Travailler ensemble

Deux chatons qui travaillent ensemble

Si l’on ne choisit pas sa famille, on ne choisit pas ses collègues non plus. Et pourtant, si l’on peut choisir de ne pas prendre de nouvelles de l’oncle un peu lourd ou du cousin avec qui on n’a rien en commun, il est plus compliqué d’ignorer des personnes avec qui l’on est censé accomplir des choses au quotidien.

L’humain avant tout

Le recrutement tel qu’il existe aujourd’hui, s’il est très centré sur les compétences, l’est beaucoup moins sur la personnalité.
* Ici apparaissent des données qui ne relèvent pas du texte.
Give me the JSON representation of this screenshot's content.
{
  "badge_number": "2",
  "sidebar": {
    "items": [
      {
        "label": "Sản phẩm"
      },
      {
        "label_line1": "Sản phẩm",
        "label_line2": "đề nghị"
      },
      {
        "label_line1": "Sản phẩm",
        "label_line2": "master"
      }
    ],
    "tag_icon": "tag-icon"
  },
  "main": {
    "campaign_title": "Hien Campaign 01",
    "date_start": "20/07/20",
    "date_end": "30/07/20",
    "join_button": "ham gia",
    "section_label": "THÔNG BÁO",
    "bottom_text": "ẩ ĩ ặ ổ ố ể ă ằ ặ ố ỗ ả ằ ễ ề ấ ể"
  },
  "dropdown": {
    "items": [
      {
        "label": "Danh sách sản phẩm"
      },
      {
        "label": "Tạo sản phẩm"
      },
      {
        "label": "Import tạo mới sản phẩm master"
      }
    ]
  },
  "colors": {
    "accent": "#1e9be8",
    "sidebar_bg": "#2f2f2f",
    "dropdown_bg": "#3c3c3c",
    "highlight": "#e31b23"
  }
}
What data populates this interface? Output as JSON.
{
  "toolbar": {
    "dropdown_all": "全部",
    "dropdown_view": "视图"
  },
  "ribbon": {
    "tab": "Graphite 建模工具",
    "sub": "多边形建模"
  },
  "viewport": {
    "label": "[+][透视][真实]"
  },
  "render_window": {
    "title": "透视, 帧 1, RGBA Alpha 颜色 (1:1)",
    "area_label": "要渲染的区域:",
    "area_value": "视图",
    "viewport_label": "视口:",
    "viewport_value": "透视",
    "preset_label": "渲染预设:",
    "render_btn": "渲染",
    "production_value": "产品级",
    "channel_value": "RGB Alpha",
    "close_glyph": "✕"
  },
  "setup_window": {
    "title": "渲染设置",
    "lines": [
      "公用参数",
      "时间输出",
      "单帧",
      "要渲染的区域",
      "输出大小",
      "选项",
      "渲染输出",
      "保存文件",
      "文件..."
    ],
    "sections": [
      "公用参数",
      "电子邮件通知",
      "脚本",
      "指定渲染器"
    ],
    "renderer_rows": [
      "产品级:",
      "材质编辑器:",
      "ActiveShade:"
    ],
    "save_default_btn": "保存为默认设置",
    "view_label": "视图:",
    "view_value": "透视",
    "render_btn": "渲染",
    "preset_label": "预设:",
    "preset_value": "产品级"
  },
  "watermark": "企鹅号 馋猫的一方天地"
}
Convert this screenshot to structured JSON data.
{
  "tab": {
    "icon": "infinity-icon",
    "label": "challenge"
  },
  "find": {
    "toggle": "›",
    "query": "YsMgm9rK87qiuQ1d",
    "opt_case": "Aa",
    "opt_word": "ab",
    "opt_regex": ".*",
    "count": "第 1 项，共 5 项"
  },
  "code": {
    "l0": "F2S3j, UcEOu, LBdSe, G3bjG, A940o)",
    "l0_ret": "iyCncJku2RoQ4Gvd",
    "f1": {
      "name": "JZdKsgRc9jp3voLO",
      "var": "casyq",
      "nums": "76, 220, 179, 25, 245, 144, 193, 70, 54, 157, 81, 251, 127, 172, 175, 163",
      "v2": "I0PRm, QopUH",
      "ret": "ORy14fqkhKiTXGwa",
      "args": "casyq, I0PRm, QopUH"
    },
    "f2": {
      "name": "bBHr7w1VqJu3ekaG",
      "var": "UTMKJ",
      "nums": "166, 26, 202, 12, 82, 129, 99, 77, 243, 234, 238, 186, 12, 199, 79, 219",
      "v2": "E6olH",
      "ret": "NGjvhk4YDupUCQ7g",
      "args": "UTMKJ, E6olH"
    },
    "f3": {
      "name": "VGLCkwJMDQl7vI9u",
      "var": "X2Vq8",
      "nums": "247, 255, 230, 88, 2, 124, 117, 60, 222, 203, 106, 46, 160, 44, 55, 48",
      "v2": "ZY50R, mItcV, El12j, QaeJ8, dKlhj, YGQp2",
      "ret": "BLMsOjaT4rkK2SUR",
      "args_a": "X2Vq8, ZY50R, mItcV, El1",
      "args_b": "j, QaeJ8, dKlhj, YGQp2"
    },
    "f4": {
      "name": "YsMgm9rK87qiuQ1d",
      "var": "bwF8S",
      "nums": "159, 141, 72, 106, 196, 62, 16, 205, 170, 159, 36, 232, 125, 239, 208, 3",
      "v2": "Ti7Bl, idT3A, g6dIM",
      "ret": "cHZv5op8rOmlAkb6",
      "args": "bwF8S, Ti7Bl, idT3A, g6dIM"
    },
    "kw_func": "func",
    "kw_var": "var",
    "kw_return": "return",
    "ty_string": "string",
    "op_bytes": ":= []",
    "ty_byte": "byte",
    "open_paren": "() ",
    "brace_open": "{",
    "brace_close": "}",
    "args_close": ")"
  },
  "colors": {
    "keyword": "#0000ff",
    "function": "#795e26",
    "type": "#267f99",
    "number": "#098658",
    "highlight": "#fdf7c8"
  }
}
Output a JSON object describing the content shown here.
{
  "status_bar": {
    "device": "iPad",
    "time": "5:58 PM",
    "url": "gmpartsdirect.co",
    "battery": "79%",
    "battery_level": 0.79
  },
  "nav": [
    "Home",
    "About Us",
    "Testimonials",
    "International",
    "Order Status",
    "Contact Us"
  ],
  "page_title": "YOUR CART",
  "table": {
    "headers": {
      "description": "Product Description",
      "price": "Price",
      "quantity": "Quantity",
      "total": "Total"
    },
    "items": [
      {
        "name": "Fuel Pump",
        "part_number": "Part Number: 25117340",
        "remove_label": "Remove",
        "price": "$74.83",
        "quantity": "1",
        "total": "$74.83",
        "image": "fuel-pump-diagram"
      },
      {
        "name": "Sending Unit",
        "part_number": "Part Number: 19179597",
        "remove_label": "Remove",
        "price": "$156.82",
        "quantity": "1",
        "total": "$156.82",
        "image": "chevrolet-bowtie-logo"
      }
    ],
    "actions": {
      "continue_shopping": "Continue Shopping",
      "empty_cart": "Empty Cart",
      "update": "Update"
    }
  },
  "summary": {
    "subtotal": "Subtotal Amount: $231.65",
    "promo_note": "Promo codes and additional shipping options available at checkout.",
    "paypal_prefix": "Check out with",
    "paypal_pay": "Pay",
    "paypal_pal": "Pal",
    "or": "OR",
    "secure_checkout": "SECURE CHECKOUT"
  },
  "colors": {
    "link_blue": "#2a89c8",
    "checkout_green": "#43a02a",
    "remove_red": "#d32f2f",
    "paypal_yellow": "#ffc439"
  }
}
Les recruteurs, de façon générale, cherchent des profils pour leurs besoins concrets : ils engagent des ressources avant d’engager des gens.

Malheureusement, peu ont conscience que la composante « humain » reste majeure : les compétences peuvent s’acquérir et s’affiner, alors qu’il est difficile de changer une personnalité.
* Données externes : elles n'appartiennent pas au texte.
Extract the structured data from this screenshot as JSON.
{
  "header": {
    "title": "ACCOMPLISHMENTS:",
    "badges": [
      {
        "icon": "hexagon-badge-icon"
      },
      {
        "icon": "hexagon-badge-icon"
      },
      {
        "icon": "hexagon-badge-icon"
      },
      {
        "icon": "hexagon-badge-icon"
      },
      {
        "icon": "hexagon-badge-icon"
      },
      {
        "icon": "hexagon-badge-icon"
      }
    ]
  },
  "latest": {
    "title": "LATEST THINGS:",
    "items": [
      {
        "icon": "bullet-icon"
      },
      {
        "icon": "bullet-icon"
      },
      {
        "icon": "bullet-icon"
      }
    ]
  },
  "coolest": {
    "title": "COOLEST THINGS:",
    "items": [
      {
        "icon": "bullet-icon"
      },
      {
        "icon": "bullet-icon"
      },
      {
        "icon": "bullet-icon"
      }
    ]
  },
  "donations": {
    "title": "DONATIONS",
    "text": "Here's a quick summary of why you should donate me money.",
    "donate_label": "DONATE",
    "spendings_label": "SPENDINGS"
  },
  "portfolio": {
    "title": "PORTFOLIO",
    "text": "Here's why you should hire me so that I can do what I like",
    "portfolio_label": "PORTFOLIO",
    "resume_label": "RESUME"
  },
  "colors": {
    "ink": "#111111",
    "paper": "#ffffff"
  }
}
Une équipe, c’est aussi puissant que fragile : on peut réaliser de très belles choses à plusieurs, mais une seule personne peut suffire à rompre un équilibre qui pouvait pourtant sembler très solide. Ainsi, recruter un candidat dans l’urgence et uniquement pour son CV est bien souvent un choix qui se paie a posteriori, et qui peut mettre en danger bien plus que son propre poste. Turnover, mauvaise ambiance, mauvaise communication : ça peut vite tourner au vinaigre.

Évidemment, c’est la même chose pour le travailleur indépendant.

Voici un scénario plutôt classique : c’est l’histoire de Sam, un designer vachement cool, missionné pour réaliser le design du site de Bizzeo, une start-up qui bootstrapait jusque-là et qui a maintenant assez d’argent pour se payer un designer. Son seul interlocuteur est son client : Eddy, le chargé de comm’ de chez Bizzeo.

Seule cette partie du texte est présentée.